La FHH honore Greubel Forsey
La Fondation de la haute horlogerie remet son Hommage au talent à Stephen Forsey et Robert Greubel. Franco Cologni, président de la fondation, est également honoré mais transmet son prix à Nicolas G. Hayek
Au téléphone, Stephen Forsey semble d’abord un peu emprunté. Mais, comme à son habitude, il rigole beaucoup. Dans le communiqué envoyé ce début de semaine, la Fondation de la haute horlogerie (FHH) dit remettre son Hommage au talent 2018 à Robert Greubel et Stephen Forsey car ils ont contribué à «redéfinir l’horlogerie indépendante». Mercredi soir à Genève, feu Nicolas G. Hayek a reçu, lui, l’autre prix de ce millésime 2017, l’Hommage à la passion, «transmis» par Franco Cologni.
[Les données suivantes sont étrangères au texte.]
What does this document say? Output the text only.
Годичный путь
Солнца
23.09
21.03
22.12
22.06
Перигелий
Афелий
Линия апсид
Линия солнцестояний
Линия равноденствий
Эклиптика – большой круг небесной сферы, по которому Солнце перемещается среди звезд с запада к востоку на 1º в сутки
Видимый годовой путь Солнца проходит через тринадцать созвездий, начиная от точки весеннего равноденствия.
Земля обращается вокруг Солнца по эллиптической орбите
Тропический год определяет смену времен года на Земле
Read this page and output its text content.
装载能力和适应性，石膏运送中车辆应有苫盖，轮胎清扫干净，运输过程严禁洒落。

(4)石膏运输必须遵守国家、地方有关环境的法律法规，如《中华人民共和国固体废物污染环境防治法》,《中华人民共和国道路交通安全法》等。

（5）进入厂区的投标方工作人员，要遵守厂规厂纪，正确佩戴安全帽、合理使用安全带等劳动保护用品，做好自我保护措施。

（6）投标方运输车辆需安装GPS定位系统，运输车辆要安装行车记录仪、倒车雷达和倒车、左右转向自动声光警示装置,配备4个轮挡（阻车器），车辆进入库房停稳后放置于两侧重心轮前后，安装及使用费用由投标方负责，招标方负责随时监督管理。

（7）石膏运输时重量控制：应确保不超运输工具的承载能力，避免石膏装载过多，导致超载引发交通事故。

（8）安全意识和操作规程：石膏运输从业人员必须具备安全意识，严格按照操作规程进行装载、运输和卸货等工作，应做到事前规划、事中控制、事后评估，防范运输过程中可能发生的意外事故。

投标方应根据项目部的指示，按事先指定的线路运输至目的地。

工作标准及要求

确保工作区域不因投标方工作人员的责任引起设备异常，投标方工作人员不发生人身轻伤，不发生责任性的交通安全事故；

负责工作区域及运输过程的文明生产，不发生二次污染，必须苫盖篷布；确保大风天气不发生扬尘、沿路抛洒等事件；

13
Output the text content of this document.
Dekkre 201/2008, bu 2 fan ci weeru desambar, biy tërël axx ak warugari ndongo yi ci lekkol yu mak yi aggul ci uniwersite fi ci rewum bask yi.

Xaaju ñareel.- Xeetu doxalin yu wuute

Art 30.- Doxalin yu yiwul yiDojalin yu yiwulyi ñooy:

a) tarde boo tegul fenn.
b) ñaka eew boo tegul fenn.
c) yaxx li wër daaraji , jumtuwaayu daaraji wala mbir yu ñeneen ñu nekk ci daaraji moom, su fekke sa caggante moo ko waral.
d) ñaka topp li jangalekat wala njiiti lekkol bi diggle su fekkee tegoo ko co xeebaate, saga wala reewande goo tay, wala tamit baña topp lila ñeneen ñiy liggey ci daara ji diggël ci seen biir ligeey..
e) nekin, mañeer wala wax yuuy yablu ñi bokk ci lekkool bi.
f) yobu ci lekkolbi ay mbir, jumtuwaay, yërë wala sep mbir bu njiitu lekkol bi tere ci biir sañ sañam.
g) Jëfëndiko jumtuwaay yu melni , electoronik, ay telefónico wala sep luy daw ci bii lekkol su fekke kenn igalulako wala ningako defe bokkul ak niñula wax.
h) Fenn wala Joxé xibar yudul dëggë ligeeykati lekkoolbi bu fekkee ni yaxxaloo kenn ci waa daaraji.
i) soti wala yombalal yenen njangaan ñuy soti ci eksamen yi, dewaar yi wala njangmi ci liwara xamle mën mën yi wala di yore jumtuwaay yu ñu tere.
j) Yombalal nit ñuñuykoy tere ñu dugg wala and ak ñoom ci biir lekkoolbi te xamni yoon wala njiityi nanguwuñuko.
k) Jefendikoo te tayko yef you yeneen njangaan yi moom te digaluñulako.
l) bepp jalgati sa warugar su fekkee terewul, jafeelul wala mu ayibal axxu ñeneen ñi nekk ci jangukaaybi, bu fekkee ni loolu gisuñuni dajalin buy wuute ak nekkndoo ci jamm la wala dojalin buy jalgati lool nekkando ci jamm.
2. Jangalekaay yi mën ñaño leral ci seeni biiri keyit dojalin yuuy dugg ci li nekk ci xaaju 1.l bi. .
1300 montres dans le monde
Redéfinir l’horlogerie indépendante? Stephen Forsey s’essaie au décryptage. «C’est un grand terme… Je crois que c’est surtout une manière de dire que nous sommes partis d’une feuille toute blanche. Il y a des centaines d’approches possibles de la montre. Nous, dès nos débuts, nous avons cherché à travailler sur l’excellence horlogère grâce à la confection de pièces originales. Nous visons une qualité différente du reste de l’industrie.»
Depuis quand? La marque Greubel Forsey, installée dans une ferme neuchâteloise ultramoderne à la sortie de La Chaux-deFonds (NE), n’a pas véritablement de date de naissance. «Robert et moi avons commencé de travailler ensemble en 1999. Nous avons fondé CompliTime [la fabrique de mouvements, ndlr] en 2001 et livré la première Greubel Forsey en 2004.» La commercialisation des montres a toujours été une manière de financer leurs recherches et leur vision de l’horlogerie.
En 2017, l’entreprise employait quelque 115 collaborateurs et a livré 108 pièces, «dont cinq grandes sonneries», se félicite le cofondateur. Sur ces quinze dernières années, la marque a développé 22 calibres et a produit, au total, «environ 1300 garde-temps». Premier prix: 155 000 francs.
L’objectif de l’entreprise: «Retrouver les niveaux de finition du travail fait main comme il était réalisé dans le passé», commente Stephen Forsey. Chaque pièce nécessite environ quatre mois de travail manuel par des artisans détenteurs de connaissances rares.
Impossible de fournir 1000 pièces par année
«Le plus difficile, c’est de trouver des employés avec ce que j’appelle l’intelligence de la main, c’està-dire capables de réaliser ces connexions entre le cerveau et le geste qui permettent les finitions du niveau attendu. Dans cette optique, réaliser 1000 pièces par année serait impossible car il n’existe pas assez de personnes capables d’y arriver», soutient Stephen Forsey.
N’est-il pas dommage que ces montres restent inaccessibles pour une très large partie de la population? «Bien sûr, mais nous devons payer nos artisans avec des salaires respectables, non? De plus, une Greubel Forsey est comme un tableau de maître. Par exemple, j’aime Monet, mais je ne pourrai jamais m’en offrir un. Cela ne veut pas dire que je ne peux admirer ses tableaux et y trouver de l’inspiration…» En outre, Stephen Forsey raconte avoir déjà rencontré des jeunes qui lui expliquaient avoir créé des fonds d’épargne pour, un jour, pouvoir s’offrir l’une de leurs montres. «Là, on se démarque de ce côté élitiste.»
Hommage «transmis» à Nicolas G. Hayek
Pour son second prix, l’Hommage à la passion, la FHH a tenu à récompenser Franco Cologni, cet «homme de conviction dont le nom est indissociable de l’extraordinaire destinée de Cartier ces trente dernières années et du déploiement du groupe Richemont dans la haute horlogerie», défend le communiqué de presse.
Franco Cologni étant également le président de la FHH, et pour éviter d’être «juge et partie», ce dernier a souhaité «transmettre» son prix à Nicolas G. Hayek, fondateur de Swatch Group, qui «a, lui aussi, su faire preuve d’une passion dévorante pour l’horlogerie. Ce prix décerné à titre posthume doit être compris comme un hommage à ce grand homme sans qui l’industrie horlogère helvétique ne serait pas ce qu’elle est aujourd’hui», relève Franco Cologni.